The most important explanation why some patients were not recommended adjuvant Trastuzumab was that the patient was not expected to tolerate treatment with chemotherapy and thus treatment with Trastuzumab was also excluded as we have no evidence to give it without concomitant chemotherapy. The difference regarding RFS and OS between the two groups is thus not only due to the absence of treatment with Trastuzumab, but also to the fact that the patients who did not receive Trastuzumab almost exclusively did not receive treatment with chemotherapy either.                                                                                        

We can state that the vast majority of people who start 1 year of planned treatment with Trastuzumab are able to complete the treatment without complications. Only 3% discontinue initiated adjuvant Trastuzumab due to cardiotoxicity, which is a result that is very consistent with the results published in the large, randomized trials investigating adjuvant Trastuzumab [23]. A small number of 14 patients are found to have recurrence during ongoing adjuvant Trastuzumab and in all these cases we have found that there were no radiological or clinical signs of disseminated or residual disease before the onset of adjuvant Trastuzumab. Thus, these 14 patients appear to have a different tumor biology that makes the disease largely refractory to anti HER2 treatment.  Most likely, this is due to some known resistance mechanism to HER2 treatment, such as PIK3CA mutation [24].
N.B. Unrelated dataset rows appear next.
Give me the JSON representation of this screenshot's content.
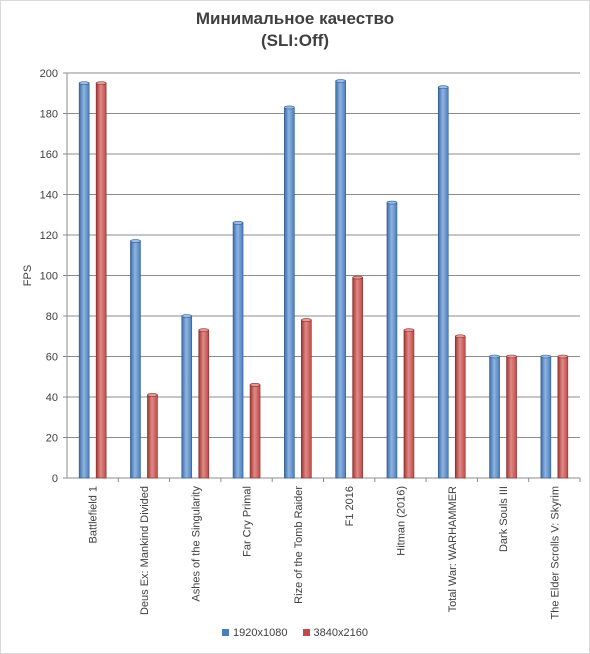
{
  "chart_data": {
    "type": "bar",
    "title": "Минимальное качество",
    "subtitle": "(SLI:Off)",
    "ylabel": "FPS",
    "ylim": [
      0,
      200
    ],
    "yticks": [
      0,
      20,
      40,
      60,
      80,
      100,
      120,
      140,
      160,
      180,
      200
    ],
    "ytick_labels": [
      "0",
      "20",
      "40",
      "60",
      "80",
      "100",
      "120",
      "140",
      "160",
      "180",
      "200"
    ],
    "grid": true,
    "legend_position": "bottom",
    "categories": [
      "Battlefield 1",
      "Deus Ex: Mankind Divided",
      "Ashes of the Singularity",
      "Far Cry Primal",
      "Rize of the Tomb Raider",
      "F1 2016",
      "Hitman (2016)",
      "Total War: WARHAMMER",
      "Dark Souls III",
      "The Elder Scrolls V: Skyrim"
    ],
    "series": [
      {
        "name": "1920x1080",
        "color": "#4a7ebb",
        "values": [
          195,
          117,
          80,
          126,
          183,
          196,
          136,
          193,
          60,
          60
        ]
      },
      {
        "name": "3840x2160",
        "color": "#be4b48",
        "values": [
          195,
          41,
          73,
          46,
          78,
          99,
          73,
          70,
          60,
          60
        ]
      }
    ]
  }
}
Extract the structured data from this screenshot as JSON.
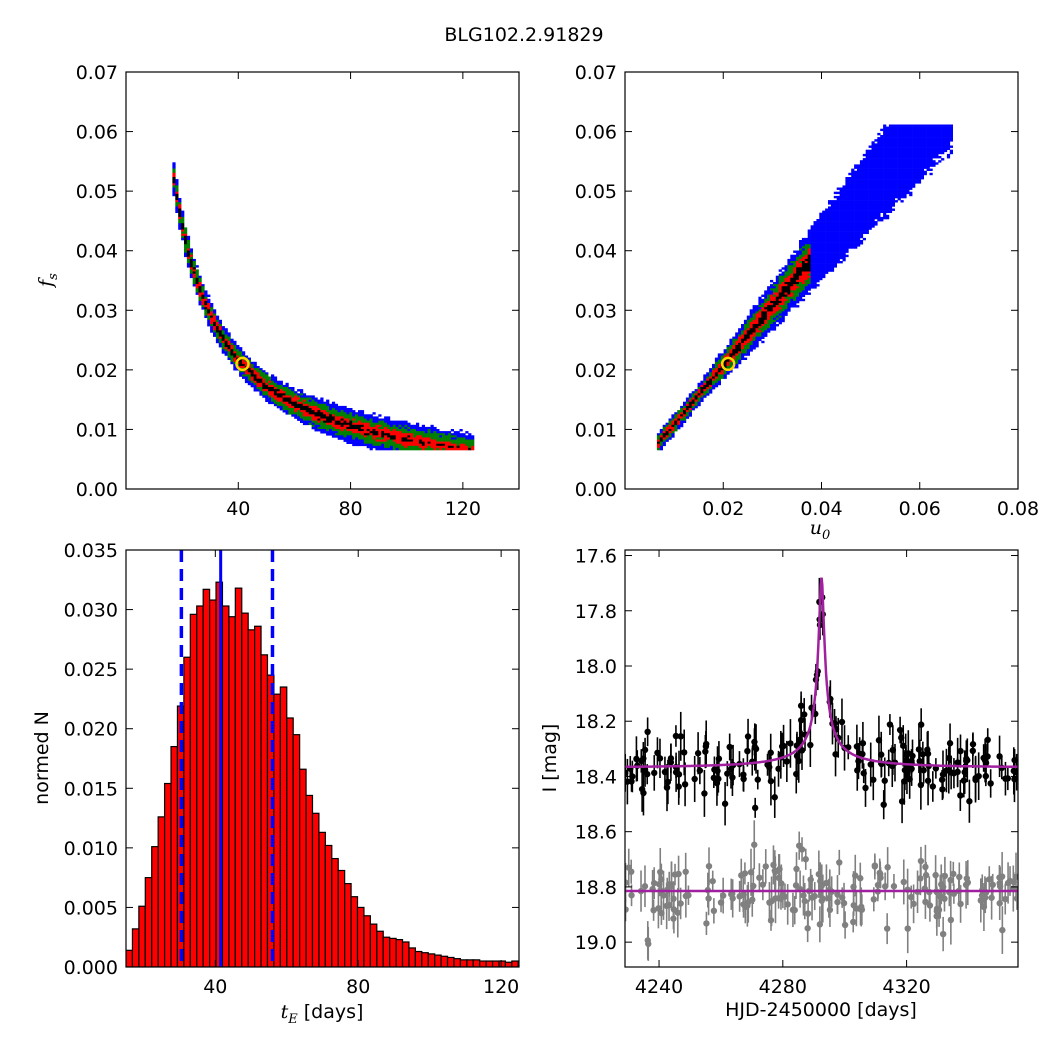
{
  "figure": {
    "title": "BLG102.2.91829"
  },
  "colors": {
    "outer": "#0000ff",
    "mid": "#008000",
    "inner": "#ff0000",
    "core": "#000000",
    "marker": "#ffd700",
    "hist_bar": "#ff0000",
    "hist_line": "#0000ff",
    "model": "#a020a0",
    "data": "#000000",
    "residual": "#808080"
  },
  "chart_data": [
    {
      "type": "heatmap",
      "panel": "tE-fs",
      "xlabel": "",
      "ylabel": "f_s",
      "ylabel_sym": "f",
      "ylabel_sub": "s",
      "xlim": [
        0,
        140
      ],
      "ylim": [
        0.0,
        0.07
      ],
      "xticks": [
        40,
        80,
        120
      ],
      "xtick_labels": [
        "40",
        "80",
        "120"
      ],
      "yticks": [
        0.0,
        0.01,
        0.02,
        0.03,
        0.04,
        0.05,
        0.06,
        0.07
      ],
      "ytick_labels": [
        "0.00",
        "0.01",
        "0.02",
        "0.03",
        "0.04",
        "0.05",
        "0.06",
        "0.07"
      ],
      "levels": [
        "outer",
        "mid",
        "inner",
        "core"
      ],
      "best_fit": {
        "x": 41.5,
        "y": 0.021
      }
    },
    {
      "type": "heatmap",
      "panel": "u0-fs",
      "xlabel": "u_0",
      "xlabel_sym": "u",
      "xlabel_sub": "0",
      "ylabel": "",
      "xlim": [
        0.0,
        0.08
      ],
      "ylim": [
        0.0,
        0.07
      ],
      "xticks": [
        0.02,
        0.04,
        0.06,
        0.08
      ],
      "xtick_labels": [
        "0.02",
        "0.04",
        "0.06",
        "0.08"
      ],
      "yticks": [
        0.0,
        0.01,
        0.02,
        0.03,
        0.04,
        0.05,
        0.06,
        0.07
      ],
      "ytick_labels": [
        "0.00",
        "0.01",
        "0.02",
        "0.03",
        "0.04",
        "0.05",
        "0.06",
        "0.07"
      ],
      "levels": [
        "outer",
        "mid",
        "inner",
        "core"
      ],
      "best_fit": {
        "x": 0.021,
        "y": 0.021
      }
    },
    {
      "type": "bar",
      "panel": "tE-histogram",
      "xlabel": "t_E  [days]",
      "xlabel_sym": "t",
      "xlabel_sub": "E",
      "xlabel_rest": " [days]",
      "ylabel": "normed N",
      "xlim": [
        15,
        125
      ],
      "ylim": [
        0.0,
        0.035
      ],
      "xticks": [
        40,
        80,
        120
      ],
      "xtick_labels": [
        "40",
        "80",
        "120"
      ],
      "yticks": [
        0.0,
        0.005,
        0.01,
        0.015,
        0.02,
        0.025,
        0.03,
        0.035
      ],
      "ytick_labels": [
        "0.000",
        "0.005",
        "0.010",
        "0.015",
        "0.020",
        "0.025",
        "0.030",
        "0.035"
      ],
      "bin_start": 15,
      "bin_width": 1.8,
      "values": [
        0.0014,
        0.0032,
        0.0051,
        0.0075,
        0.0101,
        0.0126,
        0.0154,
        0.0185,
        0.0219,
        0.026,
        0.0296,
        0.0303,
        0.0317,
        0.0308,
        0.0323,
        0.0303,
        0.0294,
        0.0318,
        0.0297,
        0.0283,
        0.0286,
        0.0262,
        0.0245,
        0.0229,
        0.0235,
        0.0209,
        0.0195,
        0.0166,
        0.0144,
        0.0129,
        0.0113,
        0.0102,
        0.0091,
        0.0081,
        0.007,
        0.0059,
        0.005,
        0.0043,
        0.0036,
        0.003,
        0.0025,
        0.0024,
        0.0023,
        0.0021,
        0.0016,
        0.0013,
        0.0012,
        0.0011,
        0.001,
        0.0009,
        0.0008,
        0.0007,
        0.0006,
        0.0006,
        0.0006,
        0.0005,
        0.0005,
        0.0005,
        0.0005,
        0.0004,
        0.0005,
        0.0004
      ],
      "vlines": {
        "median": 41.5,
        "lower": 30.5,
        "upper": 56.0
      }
    },
    {
      "type": "scatter",
      "panel": "light-curve",
      "xlabel": "HJD-2450000 [days]",
      "ylabel": "I [mag]",
      "xlim": [
        4229,
        4356
      ],
      "ylim": [
        19.09,
        17.58
      ],
      "xticks": [
        4240,
        4280,
        4320
      ],
      "xtick_labels": [
        "4240",
        "4280",
        "4320"
      ],
      "yticks": [
        17.6,
        17.8,
        18.0,
        18.2,
        18.4,
        18.6,
        18.8,
        19.0
      ],
      "ytick_labels": [
        "17.6",
        "17.8",
        "18.0",
        "18.2",
        "18.4",
        "18.6",
        "18.8",
        "19.0"
      ],
      "model": {
        "t0": 4292.5,
        "u0": 0.021,
        "tE": 41.5,
        "baseline": 18.365,
        "peak": 17.68
      },
      "residual_baseline": 18.815,
      "series": [
        {
          "name": "",
          "role": "data",
          "x_range": [
            4229,
            4356
          ],
          "y_scatter": 0.06
        },
        {
          "name": "",
          "role": "residual",
          "x_range": [
            4229,
            4356
          ],
          "y_scatter": 0.06
        }
      ]
    }
  ]
}
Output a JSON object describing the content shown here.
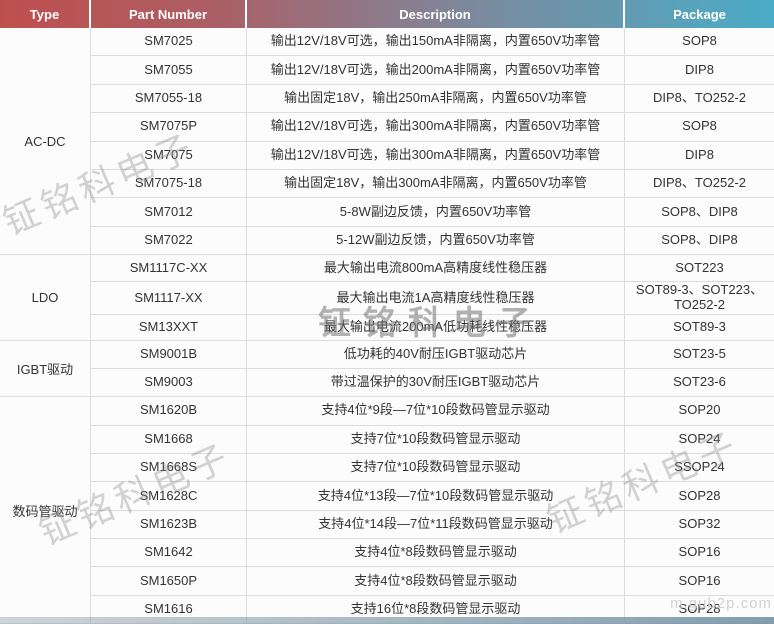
{
  "header": {
    "columns": [
      "Type",
      "Part Number",
      "Description",
      "Package"
    ]
  },
  "colors": {
    "header_left": "#bf4f4d",
    "header_right": "#4aacc7",
    "row_border": "#dcdcdc",
    "text": "#333333"
  },
  "sections": [
    {
      "type": "AC-DC",
      "rows": [
        {
          "part": "SM7025",
          "desc": "输出12V/18V可选，输出150mA非隔离，内置650V功率管",
          "pkg": "SOP8"
        },
        {
          "part": "SM7055",
          "desc": "输出12V/18V可选，输出200mA非隔离，内置650V功率管",
          "pkg": "DIP8"
        },
        {
          "part": "SM7055-18",
          "desc": "输出固定18V，输出250mA非隔离，内置650V功率管",
          "pkg": "DIP8、TO252-2"
        },
        {
          "part": "SM7075P",
          "desc": "输出12V/18V可选，输出300mA非隔离，内置650V功率管",
          "pkg": "SOP8"
        },
        {
          "part": "SM7075",
          "desc": "输出12V/18V可选，输出300mA非隔离，内置650V功率管",
          "pkg": "DIP8"
        },
        {
          "part": "SM7075-18",
          "desc": "输出固定18V，输出300mA非隔离，内置650V功率管",
          "pkg": "DIP8、TO252-2"
        },
        {
          "part": "SM7012",
          "desc": "5-8W副边反馈，内置650V功率管",
          "pkg": "SOP8、DIP8"
        },
        {
          "part": "SM7022",
          "desc": "5-12W副边反馈，内置650V功率管",
          "pkg": "SOP8、DIP8"
        }
      ]
    },
    {
      "type": "LDO",
      "rows": [
        {
          "part": "SM1117C-XX",
          "desc": "最大输出电流800mA高精度线性稳压器",
          "pkg": "SOT223"
        },
        {
          "part": "SM1117-XX",
          "desc": "最大输出电流1A高精度线性稳压器",
          "pkg": "SOT89-3、SOT223、TO252-2"
        },
        {
          "part": "SM13XXT",
          "desc": "最大输出电流200mA低功耗线性稳压器",
          "pkg": "SOT89-3"
        }
      ]
    },
    {
      "type": "IGBT驱动",
      "rows": [
        {
          "part": "SM9001B",
          "desc": "低功耗的40V耐压IGBT驱动芯片",
          "pkg": "SOT23-5"
        },
        {
          "part": "SM9003",
          "desc": "带过温保护的30V耐压IGBT驱动芯片",
          "pkg": "SOT23-6"
        }
      ]
    },
    {
      "type": "数码管驱动",
      "rows": [
        {
          "part": "SM1620B",
          "desc": "支持4位*9段—7位*10段数码管显示驱动",
          "pkg": "SOP20"
        },
        {
          "part": "SM1668",
          "desc": "支持7位*10段数码管显示驱动",
          "pkg": "SOP24"
        },
        {
          "part": "SM1668S",
          "desc": "支持7位*10段数码管显示驱动",
          "pkg": "SSOP24"
        },
        {
          "part": "SM1628C",
          "desc": "支持4位*13段—7位*10段数码管显示驱动",
          "pkg": "SOP28"
        },
        {
          "part": "SM1623B",
          "desc": "支持4位*14段—7位*11段数码管显示驱动",
          "pkg": "SOP32"
        },
        {
          "part": "SM1642",
          "desc": "支持4位*8段数码管显示驱动",
          "pkg": "SOP16"
        },
        {
          "part": "SM1650P",
          "desc": "支持4位*8段数码管显示驱动",
          "pkg": "SOP16"
        },
        {
          "part": "SM1616",
          "desc": "支持16位*8段数码管显示驱动",
          "pkg": "SOP28"
        }
      ]
    }
  ],
  "watermarks": {
    "brand": "钲铭科电子",
    "site": "m.gub2p.com"
  }
}
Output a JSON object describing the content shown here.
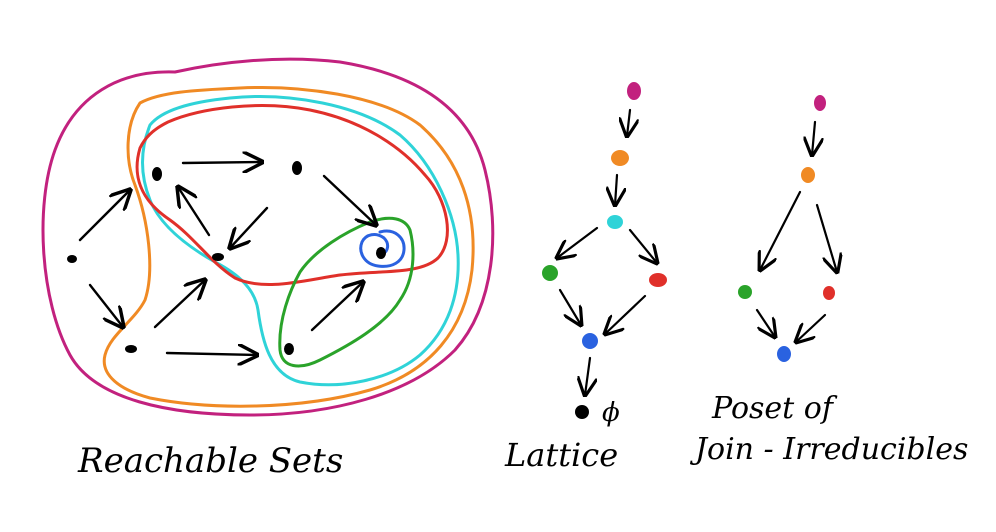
{
  "labels": {
    "reachable_sets": "Reachable Sets",
    "lattice": "Lattice",
    "empty_set": "ϕ",
    "poset_line1": "Poset of",
    "poset_line2": "Join - Irreducibles"
  },
  "colors": {
    "magenta": "#c2217e",
    "orange": "#f08a24",
    "cyan": "#2fd3d8",
    "red": "#e0302a",
    "green": "#2aa32a",
    "blue": "#2a62e0",
    "black": "#000000"
  }
}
We found that 7% of patients had de novo metastatic disease, which is well in line with previous studies that estimate this figure to be between 3-6% in high-income countries [5]. Somewhat surprisingly, we were unable to find any statistically significant differences in parameters such as T-stage or glandular positivity between the patients who had de novo metastatic disease compared to those who received relapse after previously started adjuvant Trastuzumab. After all, it was an improved survival statistically significant for those with de novo metastatic breast cancer compared to those who received distant recurrence after previously started adjuvant Trastuzumab. Several previous studies have previously investigated this and in most cases the results have shown improved survival in de novo metastatic BC compared to recurrent metastatic BC, but there are also studies that show the opposite. One theory why de novo metastatic BC would have a better prognosis compared to recurrent metastatic BC is that the latter group could have developed resistant metastatic cell lines to previous adjuvant therapies.

Conclusion

We observed a higher prevalence of BM in patients with HER2positive mBC than previously has been described.  We are aware, however, that this is a relatively small patient sample, which means that these numbers must be interpreted with caution, as the number of patients with metastatic HER2-positive BC who develop BM could have been lower if we had a larger patient sample to study. Administration of adjuvant Trastuzumab clearly improved OS and RFS in patients with early HER2-positive BC in this retrospective study.

Acknowledgements

This study was supported by grants from the Swedish State under the LUA-agreement (Sahlgrenska University Hospital, Gothenburg) (VGFOUREG-75911), and the King Gustav V Jubilee Clinic Cancer Research Foundation, Gothenburg, Sweden (2009:49).

Ethical considerations

The study was conducted in accordance with the Declaration of Helsinki. The Sahlgrenska University Hospital Ethical Review Board, Gothenburg, Sweden, approved the study (460-09). Informed consent was waived by The Ethical Review Board for this retrospective study.

Conflict of interest

The authors have no conflict of interest.